- Official Poster
- Genre: Drama
- Created by: Subhash Kapoor
- Based on: Dark Money by Levi David Addai
- Written by: Karan Sharma
- Directed by: Sahil Sangha
- Starring: Sharman Joshi; Mona Singh; Zarina Wahab;
- Music by: Pranaay
- Country of origin: India
- Original language: Hindi
- No. of seasons: 1
- No. of episodes: 6

Production
- Producers: Sameer Nair Deepak Segal Sahil Sangha
- Cinematography: Anubhav Bansal
- Editor: Sherwin Bernard
- Production companies: Applause Entertainment and Madiba Entertainment

Original release
- Network: SonyLIV
- Release: 23 June 2023

= Kafas (TV series) =

Indian Hindi-language series directed by Sahil Sangha

Kafas (transl. Cage (reference to prison), correct spelling Qafas - क़फ़स k with nuqta, stylized as #Kafas) is a 2023 Indian Hindi-language drama TV series on SonyLIV directed by Sahil Sangha. The show is produced by Applause Entertainment and Madiba Entertainment. The series stars Sharman Joshi, Mona Singh in leading roles along with Mikhail Gandhi, Tejasvi Singh Ahlawat and Vivan Bhatena. It is an official adaption of the 2019 British miniseries Dark Money.

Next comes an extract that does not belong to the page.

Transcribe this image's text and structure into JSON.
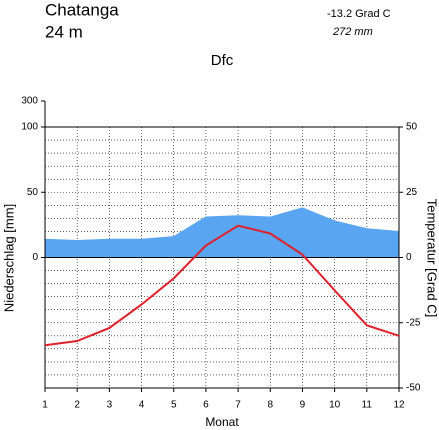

The show is released on Sony LIV on 23 June 2023.

==Cast==
- Mona Singh as Seema Vashisht
- Sharman Joshi as Raghav Vashisht
- Preeti Jhangiani as Tanya Bajaj
- Vivan Bhatena as Vikram Bajaj
- Zarina Wahab as Neelima
- Mona Vasu as Meghna
- Mukesh Chhabra as Irfan Akhtar
- Mikhail Gandhi as Sunny Vashisht
- Tejasvi Singh Ahlawat as Shreya Vashisht
- Jyoti Gauba as Deepali Guha
- Geetanjali Mishra as Priya
- Araham Sawant as Yash Vashisht
- Ethan Manjani as Agastya Bajaj

==Synopsis==

Kafas is a gripping tale of power and privilege trampling over truth and justice. It is a journey of a middle-class family that rejoices when their son acquires a once-in-a-lifetime career opportunity until a haunting reality hits them, leaving them to navigate the grounds of morality and power. It is an exploration into the world of dark money, capturing the intricacies of human nature and the price we pay for our choices.

===Episodic Synopsis===

- Episode 1

In Mumbai, Raghav and Seema Vashisht eagerly welcome their son Sunny back from his debut film shoot. However, something seems amiss, and at a surprise party, Sunny reveals a horrifying secret about the film's producer and actor, Vikram Bajaj.

- Episode 2

Seeking legal advice, Raghav and Seema are discouraged from taking action against Vikram Bajaj due to the exorbitant costs and slim chances of winning. Later, the Vashishts are coerced by Vikram's legal team, who offer a settlement of a huge amount in exchange for their silence.

- Episode 3

Raghav avoids questions from journalist Irfan Akhtar, fearing to break the agreement. Vikram plans to launch the film trailer without inviting Sunny. Meanwhile, Sunny becomes a part of an uncomfortable WhatsApp chat group with his school friends and later, accepts Agastya's invitation, only to encounter Vikram Bajaj.

- Episode 4

Sunny confronts Vikram Bajaj, gets intimidated, and runs away. Shreya learns about the secret and decides to take matters in her own hands. Sunny’s erratic behaviour creates new problems for him at school. Meanwhile, Raghav seeks solace with Meghna.

- Episode 5

The Vashishts receive a call from Vikram Bajaj's manager, demanding Sunny's appearance on a live TV show. Shreya is seeking justice as she anonymously reaches out to journalist Irfan Akhtar. Suddenly, an article surfaces, causing turmoil.

- Episode 6

Seema and Raghav rush to the hospital in time and Sunny recovers. Meanwhile, Vikram's legal team pressures the Vashishts to defend him at a press conference for their official statement. What will the Vashishts’ do?

==Reception==
Archika Khurana of The Times of India gave 3 stars out of 5. she said The setting of a middle-class family becomes a character in its own right, enhancing the nature of the show’s storyline. While the plot may offer mild unpredictability, it effectively keeps viewers invested in the overall story of child abuse.
In a nutshell, ‘Kafas’ may not be the apex of OTT offerings, but holds its own with engaging performances and intriguing execution.